HARTLAUER: In Österreich. Mit schönen Appartements, zwei bis drei pro Waggon samt Concierge-Service. Kurze Fahrtstrecken von rund 100 Kilometern – die schönen Hotspots des Landes tagsüber anfahrend. Das hätte Potenzial.

Ihre Werbeschiene als Unternehmer ist stark personifiziert. Wie lange hat die Entscheidung gedauert, dieses Konzept von Ihrem Vater zu übernehmen?
HARTLAUER: Das geschah in einer Phase, als es meinem Vater nicht mehr so gut ging und ich die Firma übernommen hatte. Damals hatten wir keine Spots mehr vorbereitet und mussten überlegen, wie es weitergeht. Damals war mir alles abseits der Gesundheit meines Vaters egal. Auch, ob das mit den Spots gescheit ist. Ich habe später zwar kurz überlegt, ob ich eine ganz andere Linie einschlage. Aber es war und ist ja so etwas wie unser Markenzeichen und es wäre ewig schade, auf so etwas zu verzichten.
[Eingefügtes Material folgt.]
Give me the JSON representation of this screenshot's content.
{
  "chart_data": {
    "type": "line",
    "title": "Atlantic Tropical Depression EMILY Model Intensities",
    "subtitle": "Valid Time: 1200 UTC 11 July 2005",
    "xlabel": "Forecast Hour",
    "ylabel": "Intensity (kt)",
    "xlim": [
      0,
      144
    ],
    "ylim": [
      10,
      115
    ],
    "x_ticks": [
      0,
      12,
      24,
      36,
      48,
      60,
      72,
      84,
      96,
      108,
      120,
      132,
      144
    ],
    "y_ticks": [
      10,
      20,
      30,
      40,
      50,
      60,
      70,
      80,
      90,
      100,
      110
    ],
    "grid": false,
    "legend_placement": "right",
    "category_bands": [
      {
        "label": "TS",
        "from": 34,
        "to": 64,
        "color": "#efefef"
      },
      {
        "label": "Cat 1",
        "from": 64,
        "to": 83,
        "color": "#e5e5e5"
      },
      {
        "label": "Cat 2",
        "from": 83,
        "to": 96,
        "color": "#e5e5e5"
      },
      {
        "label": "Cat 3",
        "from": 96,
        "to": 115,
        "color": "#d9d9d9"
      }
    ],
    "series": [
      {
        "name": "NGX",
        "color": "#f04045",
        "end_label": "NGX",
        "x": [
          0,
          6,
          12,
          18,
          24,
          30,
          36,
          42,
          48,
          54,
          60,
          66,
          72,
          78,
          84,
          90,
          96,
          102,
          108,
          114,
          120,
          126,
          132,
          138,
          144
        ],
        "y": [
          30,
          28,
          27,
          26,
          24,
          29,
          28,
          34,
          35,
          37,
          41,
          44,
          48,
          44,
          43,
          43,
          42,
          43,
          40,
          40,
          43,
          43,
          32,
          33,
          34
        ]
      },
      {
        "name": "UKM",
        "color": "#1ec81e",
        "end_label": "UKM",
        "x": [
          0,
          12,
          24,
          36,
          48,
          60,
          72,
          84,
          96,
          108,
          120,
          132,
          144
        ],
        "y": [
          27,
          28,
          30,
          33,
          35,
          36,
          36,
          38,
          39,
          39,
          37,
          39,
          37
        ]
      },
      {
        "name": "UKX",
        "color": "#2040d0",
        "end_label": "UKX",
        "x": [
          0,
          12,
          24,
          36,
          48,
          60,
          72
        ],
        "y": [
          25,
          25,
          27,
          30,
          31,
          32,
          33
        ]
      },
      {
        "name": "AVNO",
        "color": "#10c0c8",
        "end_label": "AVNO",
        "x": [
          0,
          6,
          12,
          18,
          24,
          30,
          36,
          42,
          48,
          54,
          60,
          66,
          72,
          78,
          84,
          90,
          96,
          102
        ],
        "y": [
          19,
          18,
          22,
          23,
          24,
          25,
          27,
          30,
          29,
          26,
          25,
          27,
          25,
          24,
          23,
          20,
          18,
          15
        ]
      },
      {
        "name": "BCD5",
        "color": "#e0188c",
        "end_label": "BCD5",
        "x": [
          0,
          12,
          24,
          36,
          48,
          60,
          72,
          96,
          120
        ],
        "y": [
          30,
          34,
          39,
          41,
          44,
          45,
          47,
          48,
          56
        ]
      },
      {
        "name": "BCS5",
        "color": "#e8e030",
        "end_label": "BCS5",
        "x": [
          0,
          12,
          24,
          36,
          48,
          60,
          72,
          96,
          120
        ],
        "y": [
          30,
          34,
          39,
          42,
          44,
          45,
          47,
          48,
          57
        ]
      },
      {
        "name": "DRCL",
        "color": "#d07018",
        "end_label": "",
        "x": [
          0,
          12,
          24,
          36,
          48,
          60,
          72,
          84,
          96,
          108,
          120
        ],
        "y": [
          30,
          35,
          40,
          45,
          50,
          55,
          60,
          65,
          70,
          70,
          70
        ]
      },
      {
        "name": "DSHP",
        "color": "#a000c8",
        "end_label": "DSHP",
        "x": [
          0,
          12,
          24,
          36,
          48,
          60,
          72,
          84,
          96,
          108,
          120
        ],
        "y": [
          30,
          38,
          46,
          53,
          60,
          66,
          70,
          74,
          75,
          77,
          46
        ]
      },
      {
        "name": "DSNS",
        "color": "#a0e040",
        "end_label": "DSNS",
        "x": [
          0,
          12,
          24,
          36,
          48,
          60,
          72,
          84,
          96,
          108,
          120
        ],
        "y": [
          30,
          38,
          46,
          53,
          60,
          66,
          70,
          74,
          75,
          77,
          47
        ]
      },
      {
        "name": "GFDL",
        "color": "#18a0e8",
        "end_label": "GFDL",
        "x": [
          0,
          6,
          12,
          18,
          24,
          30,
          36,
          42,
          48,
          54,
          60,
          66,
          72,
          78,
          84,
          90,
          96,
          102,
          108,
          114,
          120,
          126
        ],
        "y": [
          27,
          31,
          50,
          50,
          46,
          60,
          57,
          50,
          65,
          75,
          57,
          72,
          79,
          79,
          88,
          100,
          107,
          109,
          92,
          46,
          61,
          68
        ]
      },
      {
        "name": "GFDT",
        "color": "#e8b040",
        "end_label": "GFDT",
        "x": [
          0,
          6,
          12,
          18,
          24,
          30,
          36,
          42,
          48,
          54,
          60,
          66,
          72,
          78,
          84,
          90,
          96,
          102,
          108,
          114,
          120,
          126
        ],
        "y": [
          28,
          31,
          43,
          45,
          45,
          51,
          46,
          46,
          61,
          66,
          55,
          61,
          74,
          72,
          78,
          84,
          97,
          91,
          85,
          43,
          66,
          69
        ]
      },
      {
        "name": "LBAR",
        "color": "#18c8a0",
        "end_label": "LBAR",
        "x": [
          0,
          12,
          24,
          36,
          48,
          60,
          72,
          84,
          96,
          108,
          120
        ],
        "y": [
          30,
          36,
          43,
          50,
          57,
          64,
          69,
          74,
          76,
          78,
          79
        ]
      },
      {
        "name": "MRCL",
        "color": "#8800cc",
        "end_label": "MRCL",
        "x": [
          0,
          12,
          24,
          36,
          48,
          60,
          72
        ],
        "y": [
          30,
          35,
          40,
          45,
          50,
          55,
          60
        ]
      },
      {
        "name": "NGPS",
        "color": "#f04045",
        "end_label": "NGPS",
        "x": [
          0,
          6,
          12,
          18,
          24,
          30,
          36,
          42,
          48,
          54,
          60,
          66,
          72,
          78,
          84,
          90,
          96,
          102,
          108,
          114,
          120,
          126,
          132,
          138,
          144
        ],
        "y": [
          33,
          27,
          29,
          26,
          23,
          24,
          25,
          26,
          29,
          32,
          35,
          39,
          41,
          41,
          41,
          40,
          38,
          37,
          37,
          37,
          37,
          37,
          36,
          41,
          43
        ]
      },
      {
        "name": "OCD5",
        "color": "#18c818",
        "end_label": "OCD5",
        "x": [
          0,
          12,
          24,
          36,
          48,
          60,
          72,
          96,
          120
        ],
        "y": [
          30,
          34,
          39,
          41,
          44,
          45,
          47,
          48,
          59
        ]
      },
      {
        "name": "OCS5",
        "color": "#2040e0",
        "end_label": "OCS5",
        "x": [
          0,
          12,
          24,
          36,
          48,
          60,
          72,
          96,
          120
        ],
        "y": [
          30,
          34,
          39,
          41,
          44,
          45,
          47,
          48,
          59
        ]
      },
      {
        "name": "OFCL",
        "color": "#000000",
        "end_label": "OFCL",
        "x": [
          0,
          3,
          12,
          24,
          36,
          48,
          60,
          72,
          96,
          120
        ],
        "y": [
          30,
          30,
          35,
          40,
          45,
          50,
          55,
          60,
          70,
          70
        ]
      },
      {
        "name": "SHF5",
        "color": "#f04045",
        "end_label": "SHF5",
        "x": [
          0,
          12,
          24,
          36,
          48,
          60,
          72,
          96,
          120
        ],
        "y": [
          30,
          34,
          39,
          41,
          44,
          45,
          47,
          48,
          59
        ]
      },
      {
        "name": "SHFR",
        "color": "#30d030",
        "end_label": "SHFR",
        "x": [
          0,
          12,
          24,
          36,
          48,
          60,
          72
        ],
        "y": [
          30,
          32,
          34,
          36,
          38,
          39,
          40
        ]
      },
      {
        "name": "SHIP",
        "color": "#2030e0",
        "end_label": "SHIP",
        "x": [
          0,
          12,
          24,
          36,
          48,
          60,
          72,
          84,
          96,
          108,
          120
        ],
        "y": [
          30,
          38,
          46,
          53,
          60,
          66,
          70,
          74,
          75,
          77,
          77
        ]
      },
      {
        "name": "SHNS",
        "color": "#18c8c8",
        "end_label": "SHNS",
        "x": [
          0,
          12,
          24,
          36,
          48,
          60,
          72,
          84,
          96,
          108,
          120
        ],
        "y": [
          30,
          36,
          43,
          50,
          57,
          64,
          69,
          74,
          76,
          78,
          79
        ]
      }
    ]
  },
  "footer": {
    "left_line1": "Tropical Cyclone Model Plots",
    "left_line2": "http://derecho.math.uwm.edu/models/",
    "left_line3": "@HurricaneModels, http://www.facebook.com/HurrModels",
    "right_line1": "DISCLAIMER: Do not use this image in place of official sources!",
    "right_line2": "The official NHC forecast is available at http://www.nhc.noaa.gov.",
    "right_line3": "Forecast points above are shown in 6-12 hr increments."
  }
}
Sie verzichten damit aber auf Anonymität.
HARTLAUER: Es gab eine Zeit, da hätte mir gewünscht, dass mich keiner kennt. Mittlerweile habe ich gelernt, damit umzugehen, weil die Halbwertszeit dieser Bekanntheit ohnehin zu lange dauert. Ob dich in 25 Jahren vielleicht ganz sicher einer erkennt, ist dann auch schon egal. Ich habe mein Verhalten eben angepasst. Ich gehe nicht mehr auf große Bierfeste und ich genieße es, wenn ich in Schanghai auf der Straße stehe und mich keiner kennt.

Wie viele Brillen haben Sie?
HARTLAUER: 40. Und ich wechsle täglich durch. Wenn ich drei neue dazubekomme, zwinge ich mich selbst, drei wegzutun.